The other giant is IBM Global Services. What’s between them is an outsourcing agreement and the Internet. John Myers, Senior Vice President of Information Technology for ASD, says his organization decided to outsource because it is difficult to stay on top of technological advances. “That is especially true in the Internet world,” he says. “The Net is still really an infant, and infants change a lot very quickly, and that’s happening with Internet technology. We, being a small company, felt it was in our best interests to outsource to someone with a lot more resources and the training required to keep their people on top of the latest technology.”
Their initial contract was for a $2.5 million application development effort, and that led to the signing of a $3 million Web hosting contract. The project is enormous, and at the time it was outsourced to IBM in 1996, it was one of the largest Internet initiatives. The sites are hosted on an IBM RS/6000 Web server configured to handle two million hits daily.
Tom Wiley, ASD’s Vice President of Corporate Communications, says there were three primary bidders to the organization’s request for proposal. There were two things ASD looked for in its choice of giant to supply the needed services, he says. “When you’re looking at building a directory for every school in the country, you need to look for somebody that has the experience and expertise to pull that off. But at the same time, working with schools is a delicate issue. So we needed a company that also had a good track record in the K-12 arena. And IBM brought that reputation.”
Besides the huge amount of time compiling and maintaining the information, “the sheer amount of code that’s involved in the project is in excess of 20 million years of code development,” says Myers.
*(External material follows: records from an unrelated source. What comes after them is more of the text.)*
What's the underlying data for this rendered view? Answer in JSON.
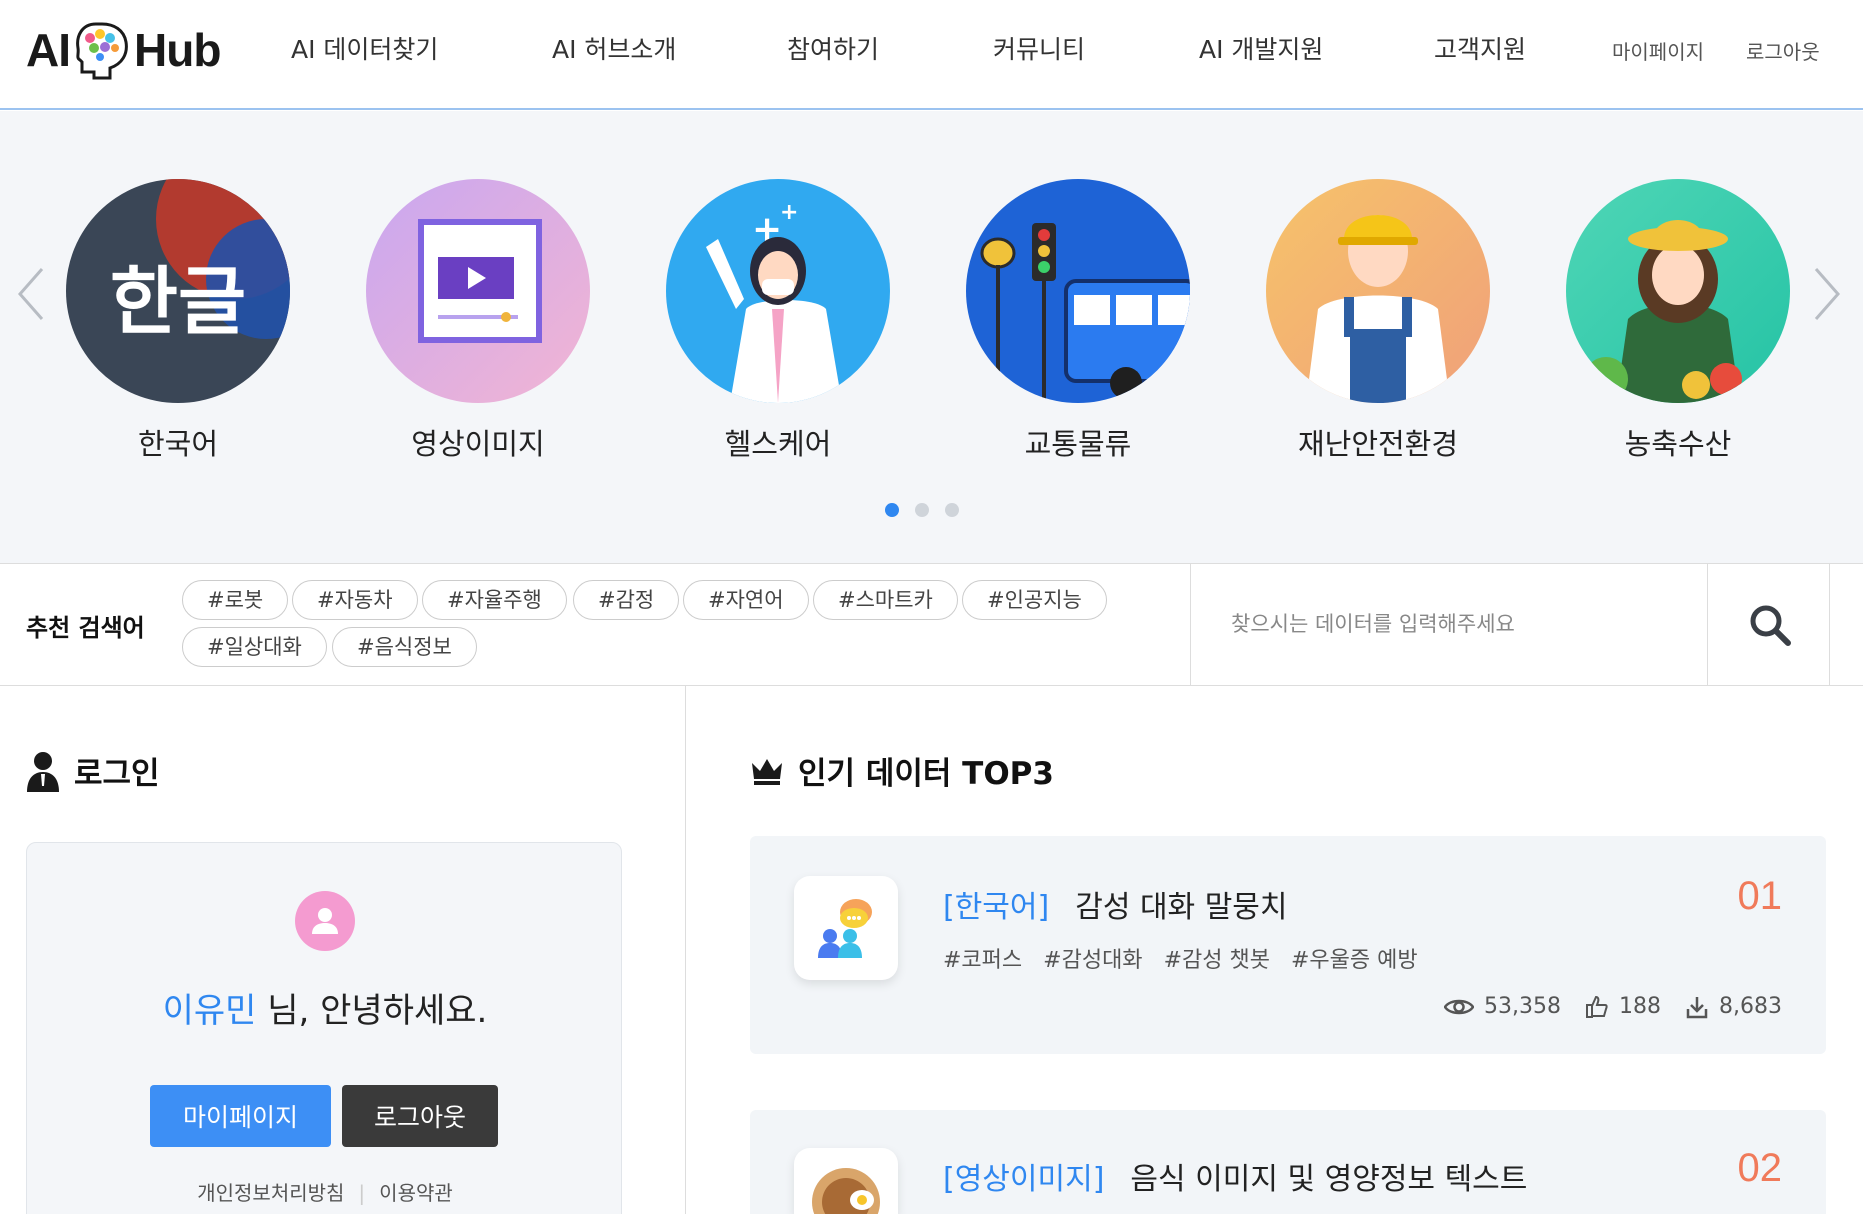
{
  "header": {
    "logo_left": "AI",
    "logo_right": "Hub",
    "nav": [
      "AI 데이터찾기",
      "AI 허브소개",
      "참여하기",
      "커뮤니티",
      "AI 개발지원",
      "고객지원"
    ],
    "util": [
      "마이페이지",
      "로그아웃"
    ]
  },
  "categories": [
    {
      "label": "한국어",
      "icon": "hangul-icon",
      "art_text": "한글"
    },
    {
      "label": "영상이미지",
      "icon": "video-image-icon"
    },
    {
      "label": "헬스케어",
      "icon": "doctor-icon"
    },
    {
      "label": "교통물류",
      "icon": "bus-traffic-icon"
    },
    {
      "label": "재난안전환경",
      "icon": "worker-icon"
    },
    {
      "label": "농축수산",
      "icon": "farmer-icon"
    }
  ],
  "slider": {
    "page_count": 3,
    "active_page": 1
  },
  "recommend": {
    "title": "추천 검색어",
    "tags": [
      "#로봇",
      "#자동차",
      "#자율주행",
      "#감정",
      "#자연어",
      "#스마트카",
      "#인공지능",
      "#일상대화",
      "#음식정보"
    ]
  },
  "search": {
    "placeholder": "찾으시는 데이터를 입력해주세요",
    "value": ""
  },
  "login": {
    "title": "로그인",
    "user_name": "이유민",
    "greeting_suffix": " 님, 안녕하세요.",
    "mypage_btn": "마이페이지",
    "logout_btn": "로그아웃",
    "privacy_link": "개인정보처리방침",
    "terms_link": "이용약관"
  },
  "top3": {
    "title": "인기 데이터 TOP3",
    "items": [
      {
        "rank": "01",
        "category": "[한국어]",
        "title": "감성 대화 말뭉치",
        "tags": [
          "#코퍼스",
          "#감성대화",
          "#감성 챗봇",
          "#우울증 예방"
        ],
        "views": "53,358",
        "likes": "188",
        "downloads": "8,683"
      },
      {
        "rank": "02",
        "category": "[영상이미지]",
        "title": "음식 이미지 및 영양정보 텍스트"
      }
    ]
  },
  "colors": {
    "accent": "#2f87f0",
    "rank": "#f07a5a",
    "avatar": "#f49bd0"
  }
}
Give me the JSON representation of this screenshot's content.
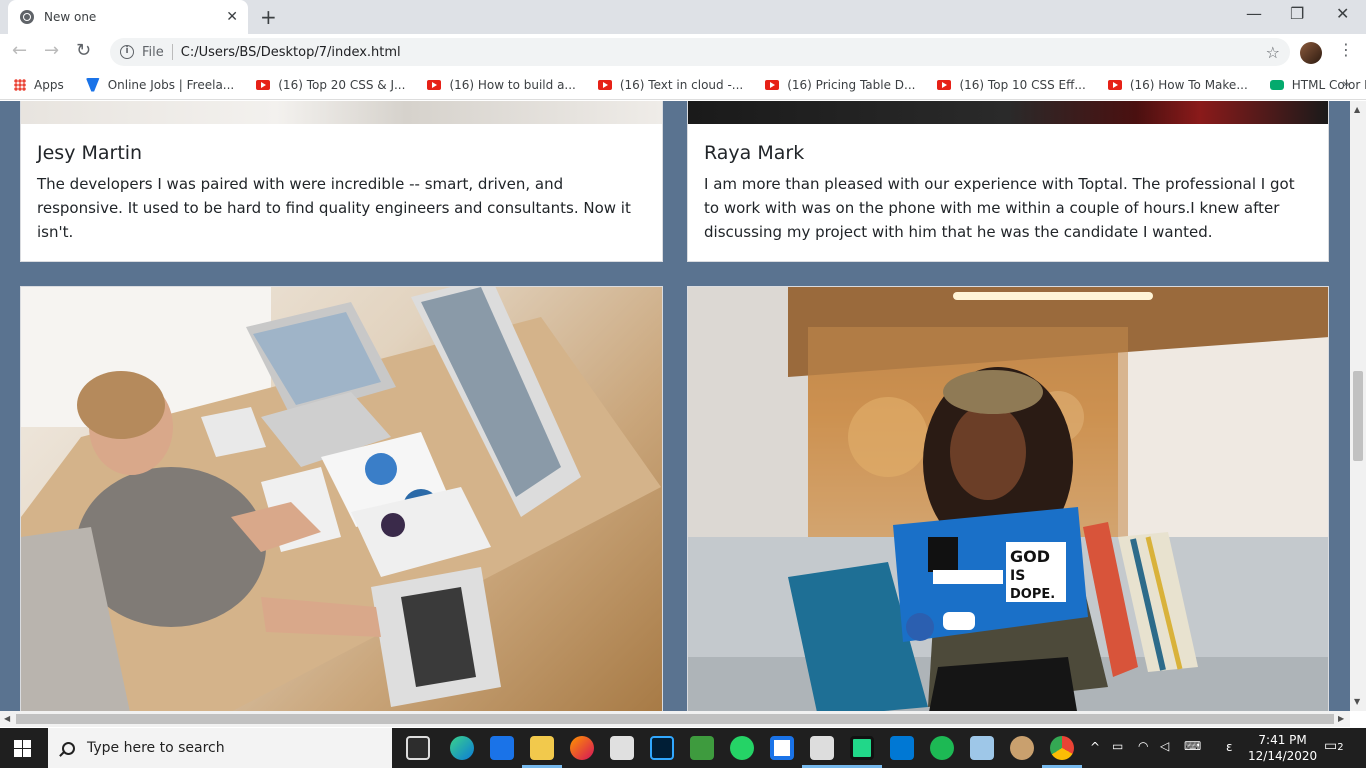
{
  "browser": {
    "tab_title": "New one",
    "url_scheme": "File",
    "url": "C:/Users/BS/Desktop/7/index.html",
    "bookmarks": [
      {
        "label": "Apps",
        "icon": "apps-icon"
      },
      {
        "label": "Online Jobs | Freela...",
        "icon": "upwork-icon"
      },
      {
        "label": "(16) Top 20 CSS & J...",
        "icon": "youtube-icon"
      },
      {
        "label": "(16) How to build a...",
        "icon": "youtube-icon"
      },
      {
        "label": "(16) Text in cloud -...",
        "icon": "youtube-icon"
      },
      {
        "label": "(16) Pricing Table D...",
        "icon": "youtube-icon"
      },
      {
        "label": "(16) Top 10 CSS Eff...",
        "icon": "youtube-icon"
      },
      {
        "label": "(16) How To Make...",
        "icon": "youtube-icon"
      },
      {
        "label": "HTML Color Names",
        "icon": "w3schools-icon"
      }
    ]
  },
  "page": {
    "background_color": "#5a7390",
    "testimonials": [
      {
        "name": "Jesy Martin",
        "text": "The developers I was paired with were incredible -- smart, driven, and responsive. It used to be hard to find quality engineers and consultants. Now it isn't."
      },
      {
        "name": "Raya Mark",
        "text": "I am more than pleased with our experience with Toptal. The professional I got to work with was on the phone with me within a couple of hours.I knew after discussing my project with him that he was the candidate I wanted."
      }
    ],
    "photos": [
      {
        "name": "developer-desk-photo",
        "description": ""
      },
      {
        "name": "woman-laptop-stickers-photo",
        "laptop_sticker_text": "GOD IS DOPE."
      }
    ]
  },
  "taskbar": {
    "search_placeholder": "Type here to search",
    "time": "7:41 PM",
    "date": "12/14/2020",
    "notification_count": "2"
  }
}
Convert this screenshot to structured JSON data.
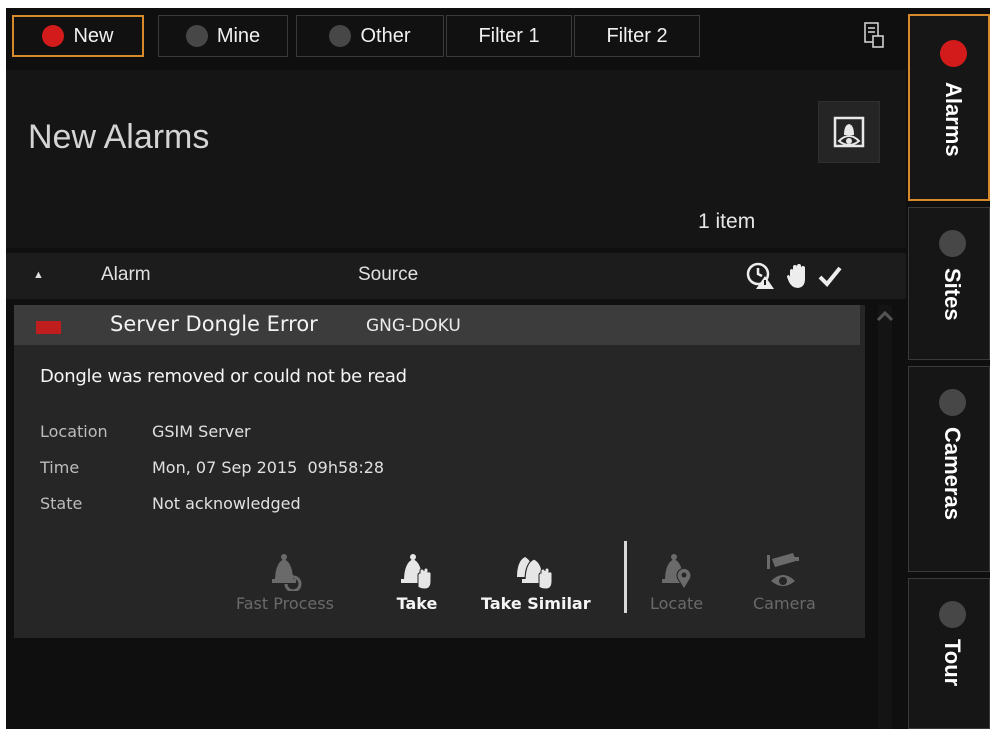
{
  "filter_tabs": [
    {
      "label": "New",
      "dot": "red",
      "active": true
    },
    {
      "label": "Mine",
      "dot": "gray",
      "active": false
    },
    {
      "label": "Other",
      "dot": "gray",
      "active": false
    },
    {
      "label": "Filter 1",
      "active": false
    },
    {
      "label": "Filter 2",
      "active": false
    }
  ],
  "header": {
    "title": "New Alarms",
    "item_count": "1 item"
  },
  "columns": {
    "alarm": "Alarm",
    "source": "Source",
    "sort_indicator": "▲"
  },
  "alarm": {
    "name": "Server Dongle Error",
    "source": "GNG-DOKU",
    "severity_color": "#c01e1e",
    "description": "Dongle was removed or could not be read",
    "details": [
      {
        "label": "Location",
        "value": "GSIM Server"
      },
      {
        "label": "Time",
        "value": "Mon, 07 Sep 2015  09h58:28"
      },
      {
        "label": "State",
        "value": "Not acknowledged"
      }
    ],
    "actions": [
      {
        "label": "Fast Process",
        "enabled": false
      },
      {
        "label": "Take",
        "enabled": true
      },
      {
        "label": "Take Similar",
        "enabled": true
      },
      {
        "label": "Locate",
        "enabled": false
      },
      {
        "label": "Camera",
        "enabled": false
      }
    ]
  },
  "side_tabs": [
    {
      "label": "Alarms",
      "dot": "red",
      "active": true
    },
    {
      "label": "Sites",
      "dot": "gray",
      "active": false
    },
    {
      "label": "Cameras",
      "dot": "gray",
      "active": false
    },
    {
      "label": "Tour",
      "dot": "gray",
      "active": false
    }
  ],
  "colors": {
    "accent_border": "#d88a2a",
    "alarm_red": "#d41b1b",
    "background": "#0f0f0f"
  }
}
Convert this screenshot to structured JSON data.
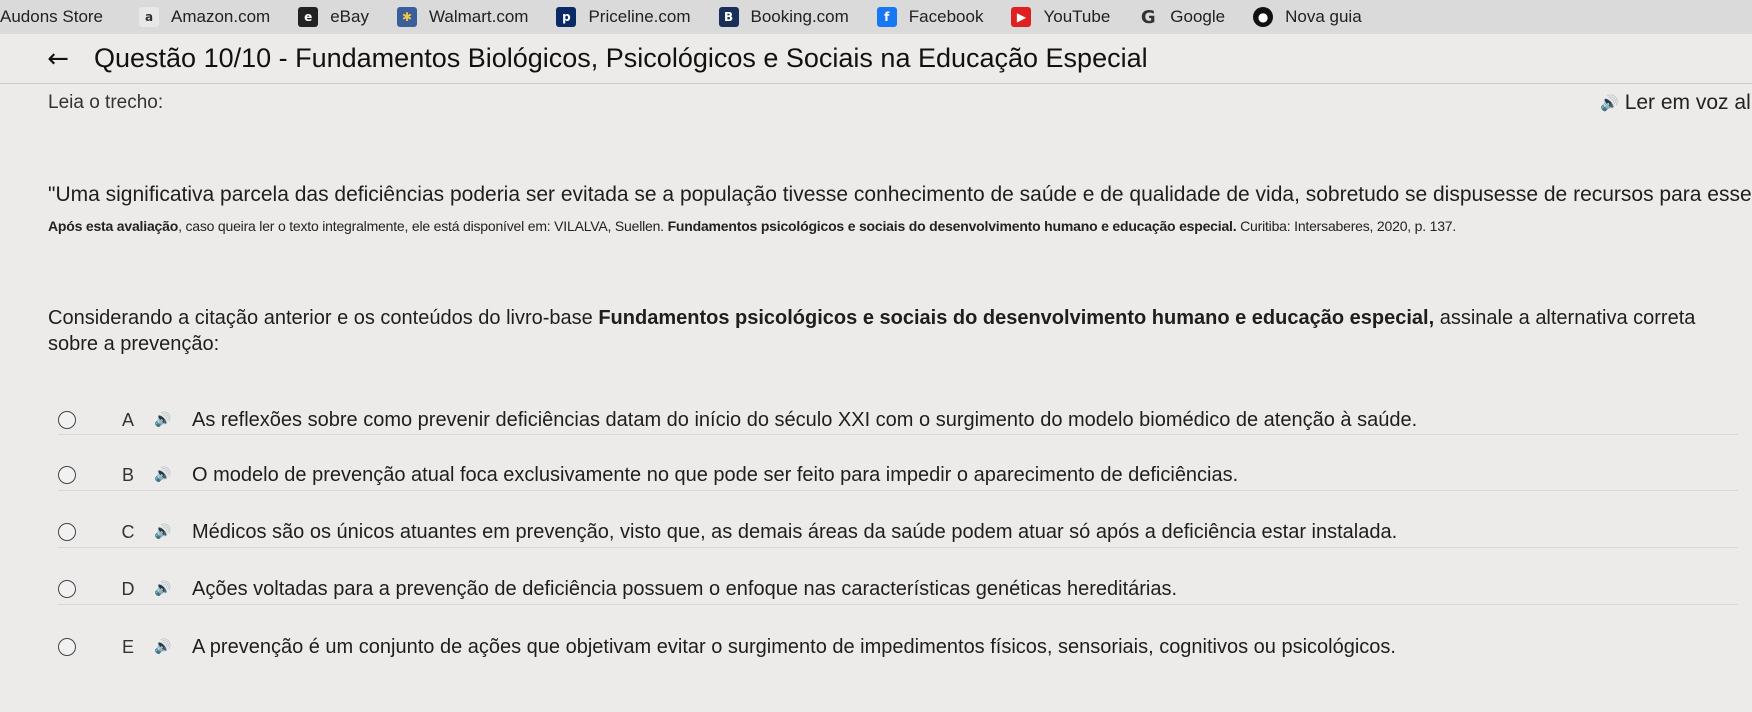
{
  "bookmarks": [
    {
      "label": "Audons Store",
      "icon": ""
    },
    {
      "label": "Amazon.com",
      "icon": "a"
    },
    {
      "label": "eBay",
      "icon": "e"
    },
    {
      "label": "Walmart.com",
      "icon": "✱"
    },
    {
      "label": "Priceline.com",
      "icon": "p"
    },
    {
      "label": "Booking.com",
      "icon": "B"
    },
    {
      "label": "Facebook",
      "icon": "f"
    },
    {
      "label": "YouTube",
      "icon": "▶"
    },
    {
      "label": "Google",
      "icon": "G"
    },
    {
      "label": "Nova guia",
      "icon": "●"
    }
  ],
  "header": {
    "back_icon": "←",
    "title": "Questão 10/10 - Fundamentos Biológicos, Psicológicos e Sociais na Educação Especial"
  },
  "prompt": {
    "leia": "Leia o trecho:",
    "tts_label": "Ler em voz al",
    "quote": "\"Uma significativa parcela das deficiências poderia ser evitada se a população tivesse conhecimento de saúde e de qualidade de vida, sobretudo se dispusesse de recursos para esse fim\".",
    "citation_bold_1": "Após esta avaliação",
    "citation_plain_1": ", caso queira ler o texto integralmente, ele está disponível em: VILALVA, Suellen. ",
    "citation_bold_2": "Fundamentos psicológicos e sociais do desenvolvimento humano e educação especial.",
    "citation_plain_2": " Curitiba: Intersaberes, 2020, p. 137.",
    "question_plain_1": "Considerando a citação anterior e os conteúdos do livro-base ",
    "question_bold": "Fundamentos psicológicos e sociais do desenvolvimento humano e educação especial,",
    "question_plain_2": " assinale a alternativa correta sobre a prevenção:"
  },
  "options": [
    {
      "letter": "A",
      "text": "As reflexões sobre como prevenir deficiências datam do início do século XXI com o surgimento do modelo biomédico de atenção à saúde."
    },
    {
      "letter": "B",
      "text": "O modelo de prevenção atual foca exclusivamente no que pode ser feito para impedir o aparecimento de deficiências."
    },
    {
      "letter": "C",
      "text": "Médicos são os únicos atuantes em prevenção, visto que, as demais áreas da saúde podem atuar só após a deficiência estar instalada."
    },
    {
      "letter": "D",
      "text": "Ações voltadas para a prevenção de deficiência possuem o enfoque nas características genéticas hereditárias."
    },
    {
      "letter": "E",
      "text": "A prevenção é um conjunto de ações que objetivam evitar o surgimento de impedimentos físicos, sensoriais, cognitivos ou psicológicos."
    }
  ],
  "icons": {
    "speaker": "🔊"
  }
}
ASD had the ideas, and IBM had the team of programmers that wrote that code for a year. ASD collected all the data in the database. It remains a big undertaking to keep that database information current. The schools’ officials can make data changes online, but ASD also does mailings twice a year to get updated information.
“Our main goal is uptime and availability,” states Myers. “A lot of sites are up but are so slow that a user won’t go back there again. And most schools don’t have the biggest pipes and fastest machines.” Cognizant of that, the two companies have built into the site design some things that make pages load a little faster. “And all the things we didn’t think of up-front, IBM brought to the table,” adds Myers.
IBM, in fact, has exceeded both requirements and expectations. “But I can’t say that we didn’t factor that into our decision process,” admits Myers. “We obviously knew that a company like IBM had a wealth of resources; and we obviously hoped that since we were a small company, they could bring a technical resource to really help us out if we got into a bind. And we have had a couple of instances of that.” He says IBM has “responded marvelously” during the past four years and has often done so at no additional cost to ASD. ASD has been impressed with the organization of IBM when there is a challenge. “They have a well-defined procedure for handling problems — it’s not a one-horse outfit. There’s a team of horses,” says Myers.
Both Wiley and Myers point to good communication as a factor in the success of the relationship. IBM’s project executive frequents ASD headquarters, ascertaining the client’s needs and what might need to be done or changed. Myers said another big help is IBM’s willingness to educate ASD on IBM’s culture and procedures. “Part of the problems that a small, entrepreneurial-type company will have in outsourcing to a large company is culture clash,” he explains. “But they have done a good job showing us how to push the right buttons within their organization to make sure there is no breakdown in communications.” Coinciding with that, IBM has also taken the time and effort to understand ASD’s business and culture.
ASD travels to school principal and administrator shows nationwide and often bumps into IBM people coming up with new ideas and information to share with its clients. ASD appreciates this as “just one of the intangibles that a giant like IBM brings to the deal.”
Myers says what is most impressive about its supplier-partner is that “the dollar value of this deal to IBM doesn’t even show up on the radar screen when they do their corporate yearly report. But IBM treats it like a big deal. They treat us like we are very important.”
The contract was renewed for five years in 2000. In the infant Internet world, five years is a long time, but ASD is confident it has the right partner to help it meet its goals.
Lessons from the Outsourcing Primer:
- Internet technology is still in its infancy stage, and buyers need to select a supplier that will be able to stay on top of the newest developments.
- There is a culture clash between large supplier companies and small, entrepreneurial buyers that can cause communication problems unless the supplier helps the buyer understand how things are handled.
- Buyers appreciate being treated as though they are important to the supplier, despite the amount of supplier revenue involved in the contract.